Oil surged above $60 a barrel in New York for the first time since December on speculation the biggest U.S. supply glut in 85 years will ease.
U.S. inventory growth has slowed and supplies at Cushing, Oklahoma, the main U.S. oil-storage hub, have already declined. EOG Resources Inc., the largest shale-oil producer, said it lost money in the first quarter after taking steps to halt output growth following the price slump.
Crude has rebounded from a six-year low in March as U.S. drillers cut the number of operational oil rigs to the fewest since 2010. The rally may yet falter if higher prices encourage producers to resume pumping too quickly.
“We’ve broken a psychologically important level,” said Gene McGillian, a senior analyst at Tradition Energy in Stamford, Connecticut, adding that it’s probably time to sell oil as the market has risen too much. “It’s related to the idea that North American production will decline and the supply glut will ease.”
West Texas Intermediate for June delivery climbed $1.47, or 2.5 percent, to $60.40 a barrel on the New York Mercantile Exchange, the highest settlement since Dec. 10. The volume of all futures traded was close to the 100-day average for the time of day. Prices jumped 25 percent in April, the biggest monthly advance since May 2009.

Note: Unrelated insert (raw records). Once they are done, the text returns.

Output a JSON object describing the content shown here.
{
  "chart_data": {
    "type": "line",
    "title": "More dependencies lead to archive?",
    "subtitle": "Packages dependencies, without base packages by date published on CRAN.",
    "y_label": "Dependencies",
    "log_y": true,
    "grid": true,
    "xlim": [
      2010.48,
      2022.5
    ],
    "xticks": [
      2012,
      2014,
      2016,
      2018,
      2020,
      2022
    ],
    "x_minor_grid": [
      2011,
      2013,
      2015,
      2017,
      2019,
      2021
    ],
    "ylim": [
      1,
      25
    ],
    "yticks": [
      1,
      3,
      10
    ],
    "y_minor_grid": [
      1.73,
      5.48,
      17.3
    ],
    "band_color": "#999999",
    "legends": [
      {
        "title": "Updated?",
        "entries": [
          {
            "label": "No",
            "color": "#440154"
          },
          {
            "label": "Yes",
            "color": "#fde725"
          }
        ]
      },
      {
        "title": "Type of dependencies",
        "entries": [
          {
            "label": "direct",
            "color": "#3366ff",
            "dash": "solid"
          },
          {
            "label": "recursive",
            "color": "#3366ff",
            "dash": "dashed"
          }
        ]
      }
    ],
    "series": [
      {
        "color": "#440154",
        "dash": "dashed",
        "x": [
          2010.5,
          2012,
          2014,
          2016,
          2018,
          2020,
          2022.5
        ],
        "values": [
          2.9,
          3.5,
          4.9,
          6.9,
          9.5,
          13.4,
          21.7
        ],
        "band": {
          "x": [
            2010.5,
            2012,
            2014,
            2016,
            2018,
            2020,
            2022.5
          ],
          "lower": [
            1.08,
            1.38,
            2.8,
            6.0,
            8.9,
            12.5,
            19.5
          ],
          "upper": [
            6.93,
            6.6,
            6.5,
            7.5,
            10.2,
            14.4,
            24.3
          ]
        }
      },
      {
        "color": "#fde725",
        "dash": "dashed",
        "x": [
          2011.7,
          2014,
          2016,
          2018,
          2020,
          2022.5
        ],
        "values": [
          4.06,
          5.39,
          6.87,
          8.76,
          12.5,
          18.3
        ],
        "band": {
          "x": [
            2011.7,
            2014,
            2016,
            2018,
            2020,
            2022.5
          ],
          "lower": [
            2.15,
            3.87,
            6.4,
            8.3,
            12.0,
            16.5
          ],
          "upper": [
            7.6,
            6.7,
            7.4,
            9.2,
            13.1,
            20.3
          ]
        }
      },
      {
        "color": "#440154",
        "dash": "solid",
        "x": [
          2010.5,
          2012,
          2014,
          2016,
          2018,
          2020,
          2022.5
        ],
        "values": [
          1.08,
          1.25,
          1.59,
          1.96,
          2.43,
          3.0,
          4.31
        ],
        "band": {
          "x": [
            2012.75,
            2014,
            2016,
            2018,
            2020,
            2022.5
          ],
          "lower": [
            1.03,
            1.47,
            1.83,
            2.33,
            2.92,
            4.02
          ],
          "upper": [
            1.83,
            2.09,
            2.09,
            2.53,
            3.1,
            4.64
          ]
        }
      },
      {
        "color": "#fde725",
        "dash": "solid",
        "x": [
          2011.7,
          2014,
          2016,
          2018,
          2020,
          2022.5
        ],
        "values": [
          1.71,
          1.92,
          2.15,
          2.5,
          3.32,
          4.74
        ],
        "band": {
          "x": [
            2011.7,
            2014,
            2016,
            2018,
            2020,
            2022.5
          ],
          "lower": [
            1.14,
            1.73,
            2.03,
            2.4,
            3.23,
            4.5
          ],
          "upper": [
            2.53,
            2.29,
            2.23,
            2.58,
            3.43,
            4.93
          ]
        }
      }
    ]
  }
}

Brent for June settlement added $1.07 to $67.52 a barrel on the London-based ICE Futures Europe exchange, the highest close since Dec. 5. The contract rose 21 percent in April, also the most since May 2009. The European benchmark crude was at a premium of $7.12 to WTI.
WTI extended gains after the American Petroleum Institute was said to report a drop in inventories, according to ForexLive. Total inventories fell 1.5 million barrels last week, with Cushing stockpiles slipping by 336,000, the API was said to report.
U.S. crude inventories increased by 1.35 million barrels through May 1, according to a Bloomberg survey before a report from the Energy Information Administration on Wednesday. Stockpile gains averaged 4.87 million barrels a day in the four weeks ended April 24, the lowest level since January.
Supplies reached 490.9 million barrels in the week ended April 24. That’s the highest level since 1930, based on monthly records dating back to 1920.
“The market’s probably getting a bit ahead of itself,” said Michael Lynch, president of Strategic Energy & Economic Research in Winchester, Massachusetts. “Inventories are so high, so it’s going to take a long time to get back to normal.”
Inventories at Cushing, the delivery point for WTI contracts, slid by 514,000 barrels to 61.7 million in the week ended April 24, the EIA said. Crude inventories at the hub probably fell 200,000 barrels in the week ended May 1, according to a Bloomberg storage model.
EOG was among the fastest to respond to a crash in oil prices, as Chairman and Chief Executive Officer William Thomas in February announced plans to keep production flat this year and slash spending 40 percent.
The number of oil drilling rigs fell to 679 last week, the lowest level since 2010, according to Baker Hughes Inc. U.S. monthly oil production will decline from June through September before rebounding in the fourth quarter, according to EIA forecasts.
“U.S. markets are getting excited about any hints of lower production or stock draws in Cushing,” Olivier Jakob, managing director at Petromatrix GmbH, said by e-mail from Zug, Switzerland.
Saudi Arabia kept the discount at which it will sell Arab light crude to Asia in June at 60 cents to regional benchmarks, unchanged from May, state-owned Saudi Arabian Oil Co. said Tuesday. Aramco cut prices to a record low of $2.30 a barrel in March in a bid to retain market share in the region and has since narrowed the price differential.
“By keeping it unchanged, the Saudis are showing confidence that Asia is going to continue to buy oil,” said Phil Flynn, senior market analyst at the Price Futures Group in Chicago. “It’s a bullish sign for the market.”
Saudi Oil Minister Ali al-Naimi said in an interview on CNBC that he isn’t “worried at all” about the return of Iranian crude to the market if sanctions on the country are lifted as part of a deal on its nuclear program.